A lot of these organizations wouldn’t have the ability to do urgent fund-raising because if we slay the dragon, what dragon do they continue to fight? And so, for many of them, it could be a real detriment to their organization’s abilities to gin up their supporters and raise the contributions, and I know that sounds cynical, but Todd, it is what it is.
Now, even if you don’t quite buy the idea that Christian Right leaders are alarmed by the prospect of a president who would “abolish abortion” and defy the Supreme Court, there is some reason to wonder if they have their old mojo in Iowa and elsewhere, and thus if Cruz is going to get the same boost from them this year that Huck got in 2008.
At Religion Dispatches, the intrepid religion-and-politics reporter Sarah Posner thinks Cruz’s phalanx of holy validators is suspect. Some, like James Dobson and Ted Land, have probably always been overrated as political players and are more than a little long in the tooth. Another big name, pseudo-historian David Barton (who is coordinating Cruz’s super-pacs), has been discredited in many Evangelical circles for his dubious scholarship about the Founders. Some surveys of conservative Evangelical elites show Cruz running behind Marco Rubio.
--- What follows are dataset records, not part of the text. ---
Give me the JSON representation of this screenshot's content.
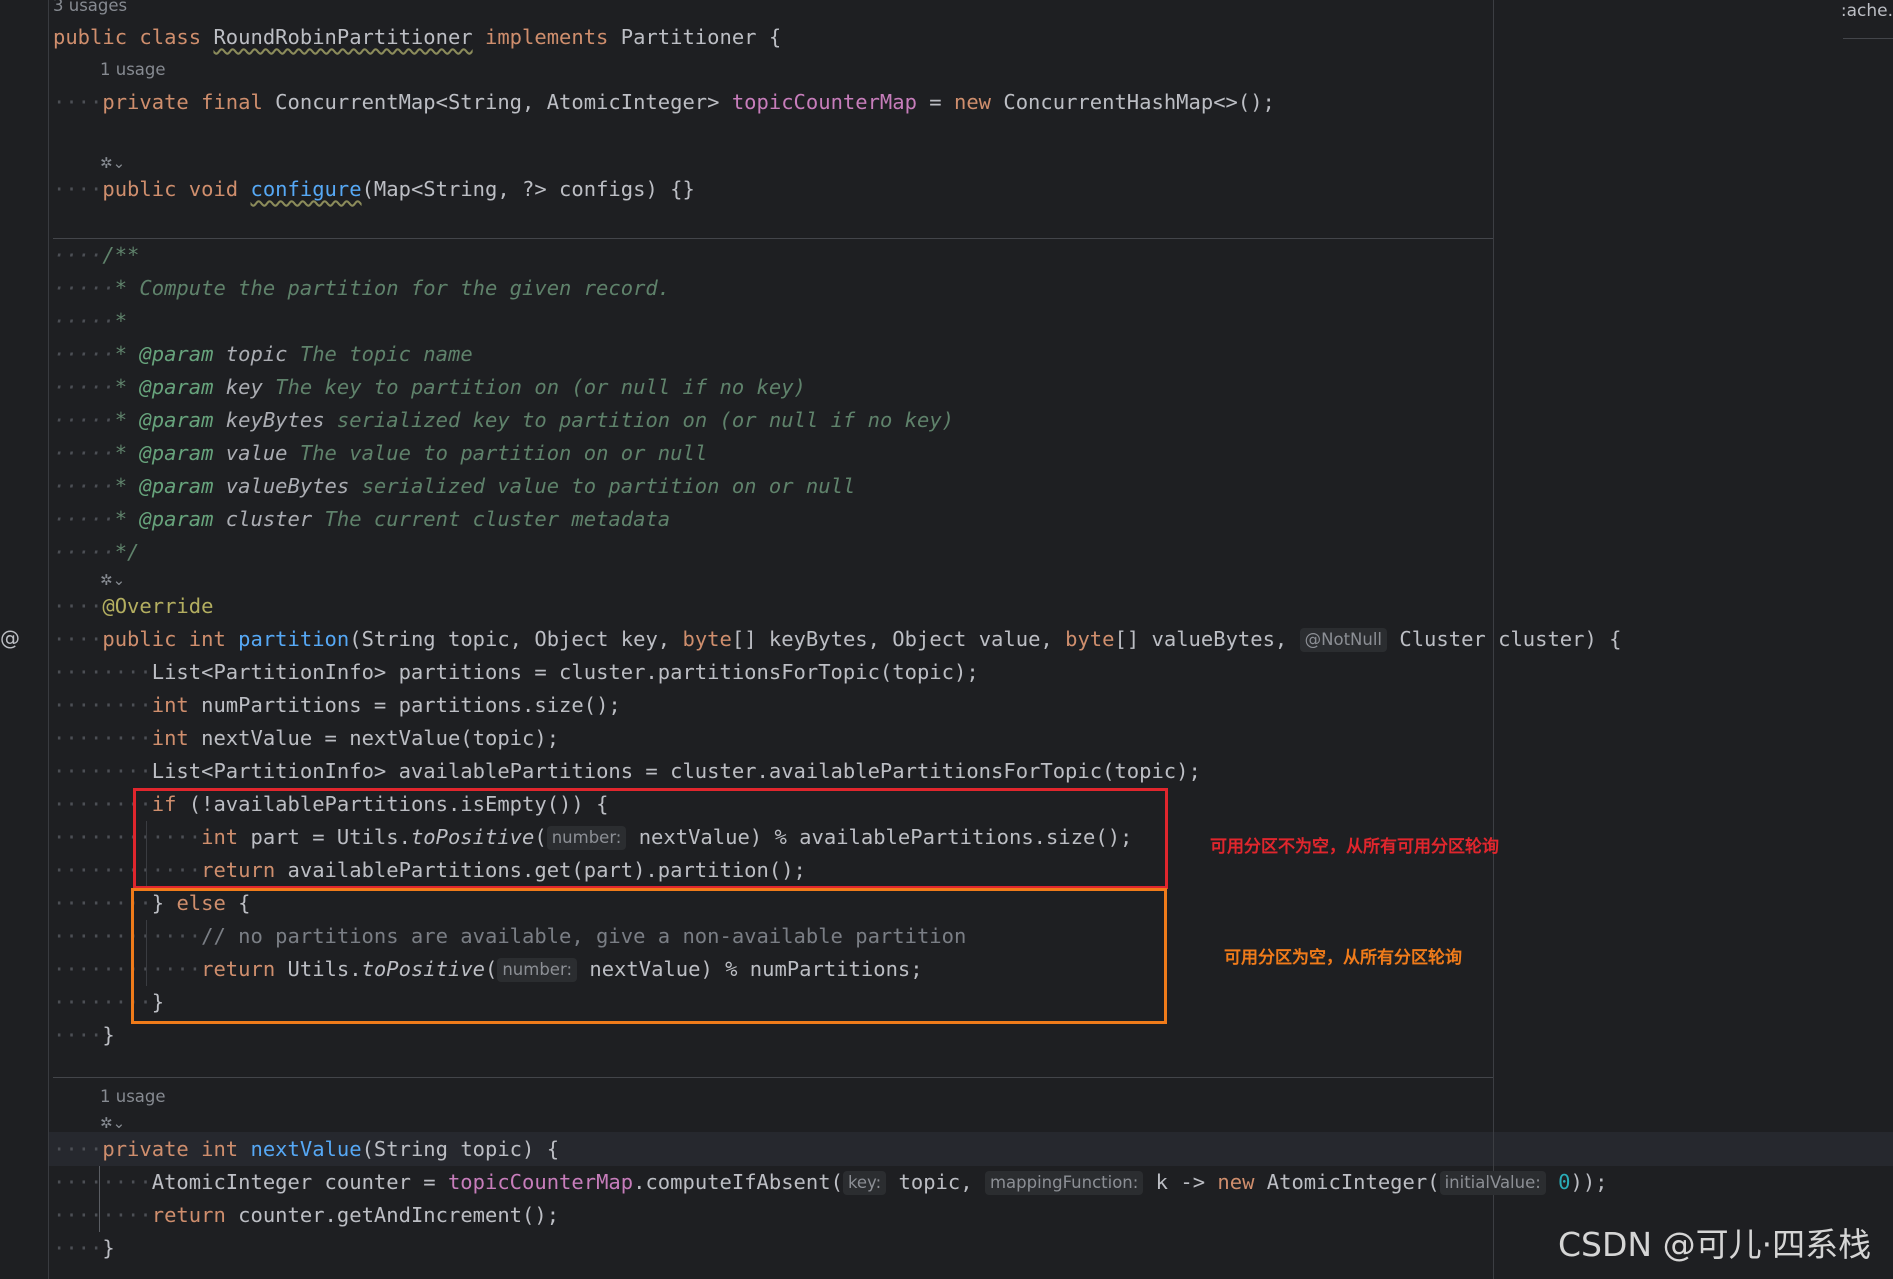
{
  "editor": {
    "top_tab_fragment": ":ache.",
    "usages_3": "3 usages",
    "usages_1a": "1 usage",
    "usages_1b": "1 usage",
    "not_null_hint": "@NotNull",
    "inlay_number_1": "number:",
    "inlay_number_2": "number:",
    "inlay_key": "key:",
    "inlay_mapping": "mappingFunction:",
    "inlay_initial": "initialValue:"
  },
  "annotations": {
    "red_note": "可用分区不为空，从所有可用分区轮询",
    "orange_note": "可用分区为空，从所有分区轮询",
    "red_color": "#e0262d",
    "orange_color": "#f07b1a"
  },
  "watermark": "CSDN @可儿·四系栈",
  "code": {
    "l_class": [
      "public class ",
      "RoundRobinPartitioner",
      " implements ",
      "Partitioner {"
    ],
    "l_field": [
      "private final ",
      "ConcurrentMap<String, AtomicInteger> ",
      "topicCounterMap",
      " = ",
      "new ",
      "ConcurrentHashMap<>();"
    ],
    "l_configure": [
      "public void ",
      "configure",
      "(Map<String, ?> configs) {}"
    ],
    "doc_open": "/**",
    "doc_1": "* Compute the partition for the given record.",
    "doc_2": "*",
    "doc_p1": [
      "* ",
      "@param",
      " topic",
      " The topic name"
    ],
    "doc_p2": [
      "* ",
      "@param",
      " key",
      " The key to partition on (or null if no key)"
    ],
    "doc_p3": [
      "* ",
      "@param",
      " keyBytes",
      " serialized key to partition on (or null if no key)"
    ],
    "doc_p4": [
      "* ",
      "@param",
      " value",
      " The value to partition on or null"
    ],
    "doc_p5": [
      "* ",
      "@param",
      " valueBytes",
      " serialized value to partition on or null"
    ],
    "doc_p6": [
      "* ",
      "@param",
      " cluster",
      " The current cluster metadata"
    ],
    "doc_close": "*/",
    "override": "@Override",
    "l_partition": [
      "public int ",
      "partition",
      "(String topic, Object key, ",
      "byte",
      "[] keyBytes, Object value, ",
      "byte",
      "[] valueBytes, ",
      "Cluster cluster) {"
    ],
    "l_list": "List<PartitionInfo> partitions = cluster.partitionsForTopic(topic);",
    "l_num": [
      "int ",
      "numPartitions = partitions.size();"
    ],
    "l_next": [
      "int ",
      "nextValue = nextValue(topic);"
    ],
    "l_avail": "List<PartitionInfo> availablePartitions = cluster.availablePartitionsForTopic(topic);",
    "l_if": [
      "if ",
      "(!availablePartitions.isEmpty()) {"
    ],
    "l_part": [
      "int ",
      "part = Utils.",
      "toPositive",
      "(",
      "nextValue) % availablePartitions.size();"
    ],
    "l_ret1": [
      "return ",
      "availablePartitions.get(part).partition();"
    ],
    "l_else": [
      "} ",
      "else ",
      "{"
    ],
    "l_cmt": "// no partitions are available, give a non-available partition",
    "l_ret2": [
      "return ",
      "Utils.",
      "toPositive",
      "(",
      "nextValue) % numPartitions;"
    ],
    "l_brace_inner": "}",
    "l_brace_method": "}",
    "l_nextvalue": [
      "private int ",
      "nextValue",
      "(String topic) {"
    ],
    "l_counter": [
      "AtomicInteger counter = ",
      "topicCounterMap",
      ".computeIfAbsent(",
      "topic, ",
      "k -> ",
      "new ",
      "AtomicInteger(",
      "0",
      "));"
    ],
    "l_ret3": [
      "return ",
      "counter.getAndIncrement();"
    ],
    "l_brace_last": "}"
  }
}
Some next-generation Evangelical leaders — such as Land’s successor as chairman of the Southern Baptist (Cruz’s denomination) Ethics & Religious Liberty Commission — have taken issue with the whole Christian Right strategy of a political “marriage” to the GOP. And then are the nonreligious, cultural factors that enable Trump to exert a devilish appeal to a lot of conservative Evangelicals.
Personally, I get the sense the old-school Christian Right may exercise more power in Iowa than elsewhere, at least among the activists (including clergy: The Reverend Rafael Cruz has led an effort to identify a clerical coordinator for his son in every Iowa county) who will actually help organize voters for the Caucuses. But if that’s not the case, and the faithful stray into division and disarray, one politician who may be quietly pleased, even if he’s not the primary beneficiary, is Mike Huckabee. He’s not only losing a presidential election; he’s losing his following, along with the sunny disposition that made him a breath of fresh air even to cynically secular reporters in 2008.